BREAKING: Bipartisan gun legislation clears Senate, House

One month after the elementary school shooting in Uvalde, Texas, the bipartisan gun control legislation will go to President Joe Biden for final approval.


Tony Saunders

The Minnesota State Capitol on Nov. 18, 2018.

by Minnesota Daily News Staff

Congress passed bipartisan gun control legislation Friday in a 234 to 193 vote.

The legislation will tighten the background checks required for people under 21 years old to buy a gun and will require authorities to examine juvenile records and mental health records before allowing for gun purchases. It will also work to tighten a federal ban on gun purchases for domestic abusers.

Additionally, millions of dollars will be allocated to states for the implementation of “red flag laws,” allowing officials to confiscate weapons from people who could pose a risk for violence, and the legislation will work to advance laws against gun trafficking and second-hand gun purchases.

The legislation will then dedicate federal funding to mental health programs and school security.
The bill was first passed in the Senate Thursday evening in a 65 to 33 vote before moving to the House of Representatives. Now that it has cleared the House, it will move to President Joe Biden, who will decide whether to sign the bill into law.

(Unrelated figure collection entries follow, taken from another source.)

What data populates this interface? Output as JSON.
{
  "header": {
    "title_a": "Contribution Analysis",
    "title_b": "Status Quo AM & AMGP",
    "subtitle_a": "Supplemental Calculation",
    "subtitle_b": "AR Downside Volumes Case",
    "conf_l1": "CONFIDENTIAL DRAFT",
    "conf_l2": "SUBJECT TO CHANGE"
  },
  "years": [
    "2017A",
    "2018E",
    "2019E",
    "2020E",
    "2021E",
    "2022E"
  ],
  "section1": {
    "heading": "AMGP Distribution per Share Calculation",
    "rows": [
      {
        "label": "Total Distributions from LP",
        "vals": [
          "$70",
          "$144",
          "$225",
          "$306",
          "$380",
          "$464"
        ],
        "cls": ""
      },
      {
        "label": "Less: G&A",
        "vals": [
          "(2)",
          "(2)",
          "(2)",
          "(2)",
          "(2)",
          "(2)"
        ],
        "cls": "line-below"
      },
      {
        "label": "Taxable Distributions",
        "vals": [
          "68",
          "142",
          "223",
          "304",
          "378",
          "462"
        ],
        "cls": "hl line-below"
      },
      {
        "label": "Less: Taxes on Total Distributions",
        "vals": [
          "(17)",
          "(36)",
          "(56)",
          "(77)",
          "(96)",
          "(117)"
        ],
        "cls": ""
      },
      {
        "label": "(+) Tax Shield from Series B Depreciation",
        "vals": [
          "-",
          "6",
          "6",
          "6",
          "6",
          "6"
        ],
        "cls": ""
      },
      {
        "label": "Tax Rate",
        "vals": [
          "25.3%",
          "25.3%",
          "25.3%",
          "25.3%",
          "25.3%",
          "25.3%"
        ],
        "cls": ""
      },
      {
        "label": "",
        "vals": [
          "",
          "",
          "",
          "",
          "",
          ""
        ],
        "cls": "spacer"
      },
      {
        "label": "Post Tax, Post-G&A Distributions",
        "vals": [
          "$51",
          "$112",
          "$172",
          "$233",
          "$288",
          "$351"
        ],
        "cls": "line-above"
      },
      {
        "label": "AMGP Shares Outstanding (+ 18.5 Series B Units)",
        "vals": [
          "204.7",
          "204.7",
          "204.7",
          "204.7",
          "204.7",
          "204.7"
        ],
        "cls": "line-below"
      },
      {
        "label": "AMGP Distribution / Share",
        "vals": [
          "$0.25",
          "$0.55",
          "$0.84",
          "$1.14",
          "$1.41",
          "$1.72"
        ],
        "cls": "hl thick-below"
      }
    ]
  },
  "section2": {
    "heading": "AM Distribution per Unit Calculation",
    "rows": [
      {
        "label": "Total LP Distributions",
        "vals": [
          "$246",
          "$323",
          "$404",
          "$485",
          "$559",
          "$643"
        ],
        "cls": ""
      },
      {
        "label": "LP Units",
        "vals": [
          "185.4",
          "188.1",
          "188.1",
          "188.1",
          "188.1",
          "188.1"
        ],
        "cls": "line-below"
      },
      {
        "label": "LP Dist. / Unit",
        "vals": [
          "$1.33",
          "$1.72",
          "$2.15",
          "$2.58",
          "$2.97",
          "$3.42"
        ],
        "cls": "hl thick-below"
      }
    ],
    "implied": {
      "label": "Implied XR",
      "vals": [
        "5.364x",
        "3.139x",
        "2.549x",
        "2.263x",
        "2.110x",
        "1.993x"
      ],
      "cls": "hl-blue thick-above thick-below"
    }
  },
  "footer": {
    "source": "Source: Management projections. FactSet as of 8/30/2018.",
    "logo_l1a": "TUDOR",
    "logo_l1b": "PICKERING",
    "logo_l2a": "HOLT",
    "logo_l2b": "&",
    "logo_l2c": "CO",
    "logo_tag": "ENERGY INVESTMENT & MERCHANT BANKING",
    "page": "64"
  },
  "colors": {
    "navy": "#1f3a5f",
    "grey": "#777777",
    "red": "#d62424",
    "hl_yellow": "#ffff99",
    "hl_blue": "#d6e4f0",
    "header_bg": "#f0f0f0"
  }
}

Minnesota Rep. Ilhan Omar issued a statement after the bipartisan gun violence bill passed in the House.
“This is an important first step to save lives and stop the gun violence epidemic that has plagued our communities for far too long,” Omar said. “While these measures will provide meaningful change, this is just a start. Our work to end gun violence continues.”

This legislation comes after the U.S. Supreme Court overturned a New York law on Thursday that put restrictions on concealed carry firearms for self defense. The Court ruled it was unconstitutional to require applicants to demonstrate a special need for self defense in order to have a permit for a conceal and carry gun.

The overturn of the 108-year-old gun legislation has raised concerns that this ruling could threaten other gun restrictions across the country and lead to more concealed carry weapons in public.